Organic iodine supply affects tomato plants differently than inorganic iodine.

Iodine is a beneficial element for humans but very lowly represented in our diet. Iodine-enriched vegetables could boost the iodine content in the food chain. Despite being a beneficial element for plants, little is known about the effect of different iodine forms on plant growth. This work analyses the effect of uptake of mineral (KI) and organoiodine (5-iodosalicylic acid, 5-ISA; 3,5-diiodosalicylic acid, 3,5-di-ISA; 2-iodobenzoic acid, 2-IBeA; 4-iodobenzoic acid, 4-IBeA) compounds on tomato plants at an early stage of vegetative growth. As many organoiodine compounds are derived from salicylic (SA) and benzoic acids (BeA), treatments with I, SA and BeA in various treatments were realized and the influence of tested compounds on plant growth was analyzed. Iodine content was measured, as well as expression of key genes involved in I and SA metabolism. Organoiodine compounds accumulated mainly in roots whereas iodine accumulated in the upper parts when given as KI. The shoot system had 5, 12 and 25 times higher iodine content after KI treatment than after 4-IBeA, 5-ISA and 2-IBeA, or 3,5-diISA treatments, respectively. A toxic effect on plants was observed only for 3,5-diISA and 4-IBeA. The expression levels of a gene related to iodine metabolism (HMT, halide ion methylotransferase), a gene responsible for SA methylation in leaves (SAMT) and a gene related to SA catabolism (S3H, salicylic acid 3-hydroxylase) were modified differently depending on the iodine source. Overall, our data point out to a difference in plant uptake, transport of iodine in tomato plants based on the form of iodine compound.
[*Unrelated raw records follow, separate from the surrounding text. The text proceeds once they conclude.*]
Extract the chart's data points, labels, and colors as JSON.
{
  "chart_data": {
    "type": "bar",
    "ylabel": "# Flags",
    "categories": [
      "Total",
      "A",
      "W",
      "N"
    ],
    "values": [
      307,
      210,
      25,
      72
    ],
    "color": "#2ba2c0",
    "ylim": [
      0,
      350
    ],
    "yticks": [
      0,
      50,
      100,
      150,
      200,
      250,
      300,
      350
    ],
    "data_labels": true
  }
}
Iodine and Selenium Biofortification with Additional Application of Salicylic Acid Affects Yield, Selected Molecular Parameters and Chemical Composition of Lettuce Plants (Lactuca sativa L. var. capitata).

Iodine (I) and selenium (Se) are included in the group of beneficial elements. They both play important roles in humans and other animals, particularly in the regulation of thyroid functioning. A substantial percentage of people around the world suffer from health disorders related to the deficiency of these elements in the diet. Salicylic acid (SA) is a compound similar to phytohormones and is known to improve the efficiency of I biofortification of plants. The influence of SA on Se enrichment of plants has not, however, been recognized together with its effect on simultaneous application of I and Se to plants. Two-year studies (2014-2015) were conducted in a greenhouse with hydroponic cultivation of lettuce in an NFT (nutrient film technique) system. They included the application of I (as KIO3), Se (as Na2SeO3) and SA into the nutrient solution. KIO3 was used at a dose of 5 mg I⋅dm-3 (i.e., 39.4 µM I), while Na2SeO3 was 0.5 mg Se⋅dm-3 (i.e., 6.3 µM Se). SA was introduced at three doses: 0.1, 1.0, and 10.0 mg⋅dm-3 nutrient solutions, equivalent to 0.724, 7.24, and 72.4 µM SA, respectively. The tested combinations were as follows: (1) control, (2) I + Se, (3) I + Se + 0.1 mg SA⋅dm-3, (4) I + Se + 1.0 mg SA⋅dm-3 and (5) I + Se + 10.0 mg SA⋅dm-3. The applied treatments had no significant impact on lettuce biomass (leaves and roots). Depending on the dose, a diverse influence of SA was noted with respect to the efficiency of I and Se biofortification; chemical composition of leaves; and mineral nutrition of lettuce plants, including the content of macro- and microelements and selenocysteine methyltransferase (SMT) gene expression. SA application at all tested doses comparably increased the level of selenomethionine (SeMet) and decreased the content of SA in leaves.